Do you want love in your work life? Is it a possibility? Would love in your work life put a spring in your step as you leave home each morning?
To be clear, this topic not about romantic relationships with colleagues at your work place. The love I’m proposing is wedding love for your work with loving affection for and from everyone you deal with in your workplace. If your answer to the initial question is “yes,” then read on.
I previously taught theatre courses at universities for over 20 years. I loved my subject. I loved watching students transform, sometimes from insecure, self-conscious, wary creatures, to confident, trusting and expressive performers. How did this happen?
In my approach to teaching, I made every effort to nurture students with care and affection, to create a safe and trusting space for them, to provide them with the best learning tools I could find to strengthen their capacities. I tried to understand each individual’s particular needs. I cared that every student would advance.
My door was always open to them outside of class. Sometimes a student would come to me with personal problems that ostensibly had nothing to do with their course work. I listened with empathy. I made sure that I was trustworthy in my responses and actions.
For example, I never asked anything of my students that I myself wasn’t willing to perform. I nudged them, sometimes gently, sometimes more strongly (depending on their nature), to move outside their comfort zone. This often resulted in break-through and exhilarating experiences for the student.
In other words, I loved my work and my students!
What Creates Safety?
The highest percentage of people who have been polled about which cultural attribute is most important to them in their workplaces list “safety.” By safety, they usually mean things like “feeling safe to express my self;” “safe to have a difference of opinion;” “safe to sometimes fail without negative repercussions.”
If we look for the root of what helps us feel safe, I think we can trace it back to receiving human affection and loving care. This is what causes us to stay with a marriage partner over time. It creates lasting bonds with our children, family members, and long-time friends. Why should this attribute be absent from our workplaces?
Have you ever asked yourself: “Do I stay in this job because I intrinsically like it, but have the urge to flee because its culture is unsafe and unloving?”
Think about yourself as a kid in school when you had a favourite teacher. Who was s/he? Why was s/he your favourite? Was s/he especially kind or affectionate? Encouraging? Generous with her time? Think of the way s/he managed her class of several children.

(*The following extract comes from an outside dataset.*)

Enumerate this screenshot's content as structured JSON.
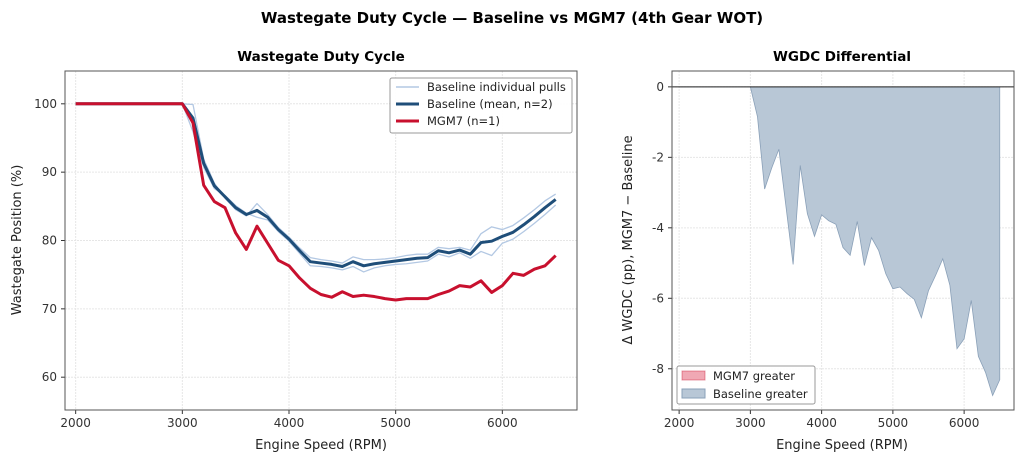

Now think about a person in your workplace with whom you do not feel safe, and imagine that this person is actually like the teacher who was your favourite. How does that change how you feel about that colleague? How differently might you react to him/her?
It may sound trite, but it’s been proven that one of the ways to receive love is to give it. It can start with your thoughts toward a difficult manager or colleague. Reflect on this statement:
When a thought of war comes, oppose it by a stronger thought of peace. A thought of hatred must be destroyed by a more powerful thought of love. Thoughts of war bring destruction to all harmony, well-being, restfulness and content. Thoughts of love are constructive of brotherhood, peace, friendship and happiness.
A wonderful article by Sigal Barsade and Olivia A.O’Neill in the Harvard Business Review discusses a culture of love in the workplace. Here’s a snippet from their article (which is worth reading in its entirety):
We conducted a follow-up study, surveying 3,201 employees in seven different industries from financial services to real estate and the results were the same. People who worked in a culture where they felt free to express affection, tenderness, caring, and compassion for one another were more satisfied with their jobs, committed to the organization, and accountable for their performance.
Love in the Business World?
I first encountered love as a conscious factor in the business world when I joined BERTEIG. Its founder, Mishkin, spoke often about the importance of expressing love in his training, consulting and coaching events. I found this fascinating, because my impression of big business was that of cool efficiency.
On the BERTEIG website, you can find this Vision Statement:
We co-create sustainable, high-performance organizations where continuous improvement is deeply embedded in the culture. We believe truthfulness is the foundation of improvement, and love is the strongest driver of change.
For the past five years, I have seen the benefits of that vision of love being a strong driver of change in the BERTEIG team. Despite being a very diverse group of people, we have a great deal of affection for each other. This affection enables us to grow, to continuously develop our capacities, to openly disagree with each other, and to offer our best. Clients who attend our training courses sometimes gush (yes, gush) about their trainer. Affection not only helps our own internal collaboration but our external as well. When we commit to a project/ job/ event, we follow through because we care.
One of the beautiful things about love is that it will radiate out to whomever we work with, and to whatever social spaces we participate in.
Now – You!
Do you want love in your work life? Do you believe love can be the strongest driver of change? If so, how can you action this in your own workplace?